With cheap computers, and cheap software it’s relatively easy to alter the realities of the images recorded in the camera, and create a reality for your video that matches what was originally envisioned. Did grey clouds roll across the blue sky once you started recording. No problem. Did the screen on the iPad in the shot display an old version of your software. Easy, peasy. Did the boom operator’s arms tire by the end of the shoot and send the microphone into the only usable take. No worries.
Ok, it’s not that easy. It’s probably even more hair whitening than motion graphics, but the point is that you don’t have to settle for what you got on the day. You don’t have to make those editing decisions that will undoubtedly lower the impact of your video and force you to settle for less.
Oh, sure, you could purchase and download a stock piece of music, but our concern here is to make your video stand out. I couldn’t tell you how many times I've heard an ad and shouted out, “Hey, I used that music on the (insert random company here) video.” The problem is that good music is hard to come by. Then, royalty free sites sort music by popularity. Guess which ones are more popular. Right, the good ones. Complicate that by finding a song that fits the appropriate mood, and you end up downloading a song that you’ll hear again in other ads, reminding your audience of a different video instead of gaining their full attention on yours.

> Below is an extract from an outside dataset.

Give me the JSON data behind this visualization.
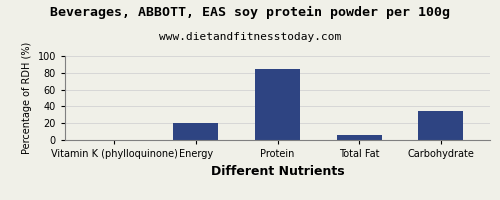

Furthermore, like I mentioned above, you have to find something that fits the mood of your project. Wait, no you don’t! You can compose a piece of music that exactly matches the mood of your project. I know what your thinking I don’t have the budget for John Williams and a full orchestra. You don’t need that. You’d be surprised with what you can achieve with a few, simply arranged instruments created on a laptop.
It will be completely original, and perfectly compliment the emotion you’re intending to communicate. And, as an added bonus, if you do hear it on another add, you can sue!
It sounds easy, doesn’t it? Just stick a microphone in someone’s face and hit record. That is, until you get back to the edit bay. Why is she so quiet? Is that a lawn mower? I think the lav mic slid down. Again, computers to the rescue!
Of course, as the old computing adage goes, “garbage in, garbage out”, but there’s much improvement that can be done digitally to the human voice you recorded. There are some great programs and plugins out there. Izotope is great. I like Acon Digital’s Restoration Suite for quick and easy noise reduction. And, most NLE’s have their own tools to help improve sound quality.
However, even if your mixer did a bang up job, you still need to sweeten dialogue. I’m actually surprised by how many times I’m willing to ship a video without making color adjustments because it was shot really well. But, dialogue always needs something done to it. Nothing will make a web video stand out more than the others than good sound, but this doesn’t just happen. You have to get in there and cut out unwanted noise, fade between cuts, match different shots and takes, and add equalization and compression. There’s no automatic plugin for that, it’s just work. Yeah, it’s a lot of looping while wearing uncomfortable headphones, but it pays off.
So, with these 5 things in mind, I still have hope. There’s a lot of noise out there, and it doesn’t look like it’s going to attenuate going forward. But, hard work and paying attention to quality are always going to be what sets apart good from great.